Intrusion detection systems and intrusion prevention systems are to prevent network intruders' attack and malicious compliance. Network communities have produced benchmark datasets available for researchers to improve the accuracy of intrusion detection systems. The scientific community has presented data mining and machine learning-based mechanisms to detect intrusion with high classification accuracy.
1. Introduction
An expeditious rise in the development of network and communication technologies leads to an immense amount of network data generated from a wide range of services. For instance, pervasive computing networks such as the Internet of Things (IoT) generate enormous data
[1][2][3]. A wide range of network applications is developed in every domain of life, including business, healthcare, smart homes, and smart cities, to name a few
[4][5][6][7]. The plethora of high-dimensional data increases the need for analysis tools based on advanced data mining and statistical methods
[8][9]. There is a dire need to tune the contemporary data mining and statistical methods to address the challenges of the growing internet applications, such as bandwidth handling, network intrusion detection, and scalability. Network applications and resources’ security using intrusion detection systems, intrusion prevention systems, and hybrid systems are becoming more challenging due to the enormous number of diverse networking applications. However, the rule-based approach for the analysis of enormous data has many limitations. The existing state-of-the-art intrusion detection-based systems focus on increasing the reliability aspect of these applications
[10]. An efficient intrusion detection system can strengthen the defense system of such applications against anomalies and network intrusion attacks. The intrusion detection system also provides real-time analysis of the collected critical reconnaissance data during defensive attacks. Intrusion detection systems based on artificial intelligence(AI) hold a significant potential to enhance the performance of detection mechanisms by learning from historical data and real-time data patterns.
Scientific community has presented various machine learning-based intrusion detection systems such as support vector machine (SVM)
[11], Naive Bayes (NBs)
[12], clustering
[13], artificial neural network (ANN), and deep learning network (DNN)
[14]. Conventional machine learning algorithms can better classify small and low dimension datasets. However, the classification accuracy of these algorithms deteriorates when it comes to addressing problems involving high dimensionality and nonlinearity. Hence, the need for intrusion detection models to address the classification accuracy problem increases as AI advances. For example, a convolutional neural network (CNN)

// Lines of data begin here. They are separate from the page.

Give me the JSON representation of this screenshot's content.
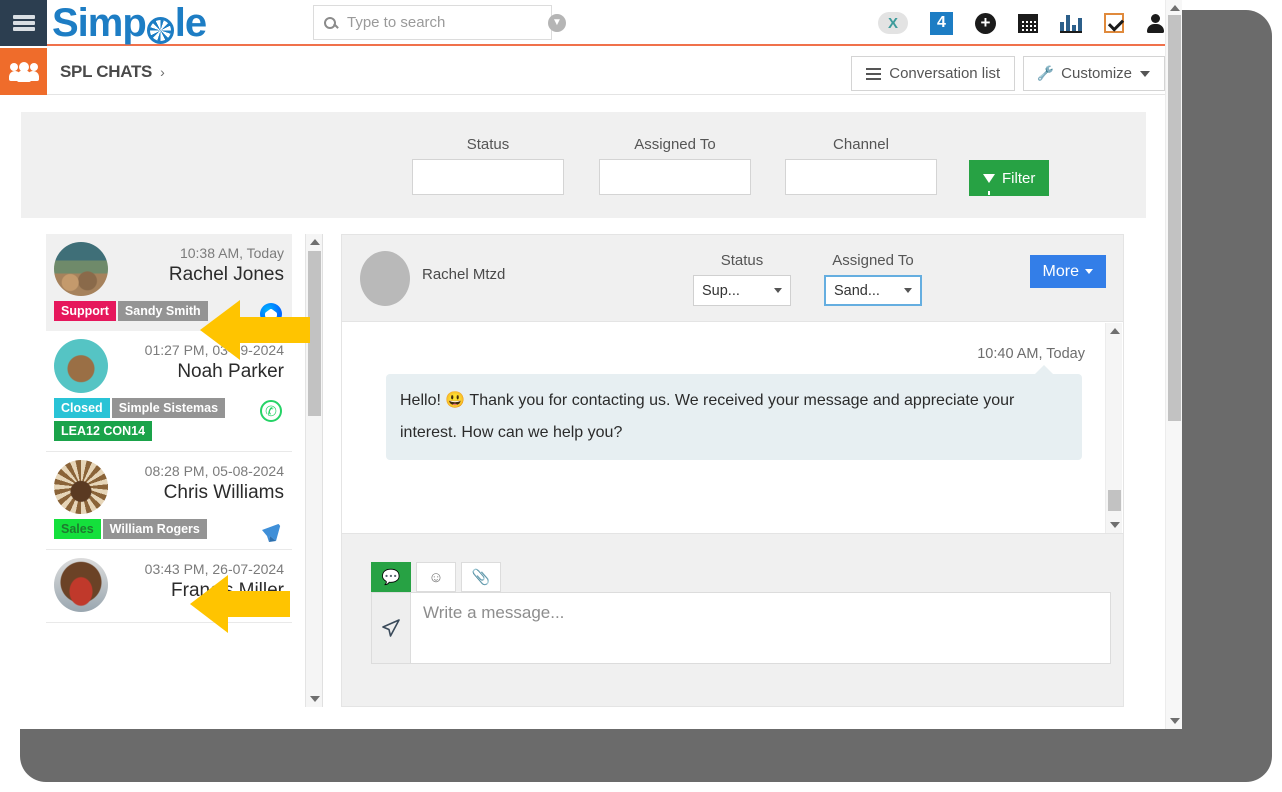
{
  "navbar": {
    "hamburger": "menu-icon",
    "brand": {
      "before": "Simp",
      "after": "le"
    },
    "search": {
      "placeholder": "Type to search",
      "value": ""
    },
    "icons": [
      {
        "name": "xing-badge-icon",
        "label": "X"
      },
      {
        "name": "notification-count-badge",
        "label": "4"
      },
      {
        "name": "add-circle-icon",
        "label": "+"
      },
      {
        "name": "calendar-icon",
        "label": ""
      },
      {
        "name": "bar-chart-icon",
        "label": ""
      },
      {
        "name": "checkbox-task-icon",
        "label": ""
      },
      {
        "name": "user-account-icon",
        "label": ""
      }
    ]
  },
  "breadcrumb": {
    "icon": "group-users-icon",
    "title": "SPL CHATS",
    "chevron": "›",
    "conversation_list_label": "Conversation list",
    "customize_label": "Customize"
  },
  "filter": {
    "fields": [
      {
        "label": "Status",
        "value": "",
        "name": "status-filter-input"
      },
      {
        "label": "Assigned To",
        "value": "",
        "name": "assigned-to-filter-input"
      },
      {
        "label": "Channel",
        "value": "",
        "name": "channel-filter-input"
      }
    ],
    "button_label": "Filter"
  },
  "conversations": [
    {
      "time": "10:38 AM, Today",
      "name": "Rachel Jones",
      "selected": true,
      "avatar_class": "av-rachel",
      "tags": [
        {
          "text": "Support",
          "class": "tag-support"
        },
        {
          "text": "Sandy Smith",
          "class": "tag-gray"
        }
      ],
      "channel": "messenger"
    },
    {
      "time": "01:27 PM, 03-09-2024",
      "name": "Noah Parker",
      "selected": false,
      "avatar_class": "av-noah",
      "tags": [
        {
          "text": "Closed",
          "class": "tag-closed"
        },
        {
          "text": "Simple Sistemas",
          "class": "tag-gray"
        },
        {
          "text": "LEA12   CON14",
          "class": "tag-green"
        }
      ],
      "channel": "whatsapp"
    },
    {
      "time": "08:28 PM, 05-08-2024",
      "name": "Chris Williams",
      "selected": false,
      "avatar_class": "av-chris",
      "tags": [
        {
          "text": "Sales",
          "class": "tag-sales"
        },
        {
          "text": "William Rogers",
          "class": "tag-gray"
        }
      ],
      "channel": "telegram"
    },
    {
      "time": "03:43 PM, 26-07-2024",
      "name": "Francis Miller",
      "selected": false,
      "avatar_class": "av-francis",
      "tags": [],
      "channel": "none"
    }
  ],
  "chat": {
    "contact_name": "Rachel Mtzd",
    "status": {
      "label": "Status",
      "value": "Sup..."
    },
    "assigned_to": {
      "label": "Assigned To",
      "value": "Sand..."
    },
    "more_label": "More",
    "message": {
      "time": "10:40 AM, Today",
      "text": "Hello! 😃 Thank you for contacting us. We received your message and appreciate your interest. How can we help you?"
    },
    "composer": {
      "tabs": [
        {
          "name": "chat-tab",
          "glyph": "💬",
          "active": true
        },
        {
          "name": "emoji-tab",
          "glyph": "☺",
          "active": false
        },
        {
          "name": "attachment-tab",
          "glyph": "📎",
          "active": false
        }
      ],
      "placeholder": "Write a message...",
      "value": "",
      "send_icon": "send-paper-plane-icon"
    }
  },
  "annotations": {
    "arrow_color": "#FFC400",
    "arrows": [
      {
        "name": "annotation-arrow-sandy-smith"
      },
      {
        "name": "annotation-arrow-william-rogers"
      }
    ]
  }
}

[15] and long short-term memory (LSTM)
[16] have been applied in natural language processing (NLP) and computer vision applications. The problem with deep learning techniques such as CNN and LSTM is adaptability to nonlinear and high-dimensional data. The issue of nonlinearity has been addressed in CNN and LSTM for modeling nonlinear systems
[17][18][19][20][21][22]. In literature, the issues of high dimensional data are handled in CNN, and LSTM using a deep learning paradigm
[23][24][25][26]. Automated machine learning (autoML) is a newly emerged subfield of machine learning and data science. The feasible adaptability of autoML makes it equally useful for trainees of machine learning, data scientists, and machine learning engineers. Research articles demonstrate that autoML can revolutionize constructing machine learning models without machine learning expertise and knowing technical specifications. AutoML architectures produce a code pipeline by suggesting and selecting a model from a list of machine learning model-based input datasets
[27]. The selection is performed based on the accuracy of these machine learning models. AutoML results in coding the pipeline of the best performing model, which will be very difficult to find using manual configurations of the models’ parameters.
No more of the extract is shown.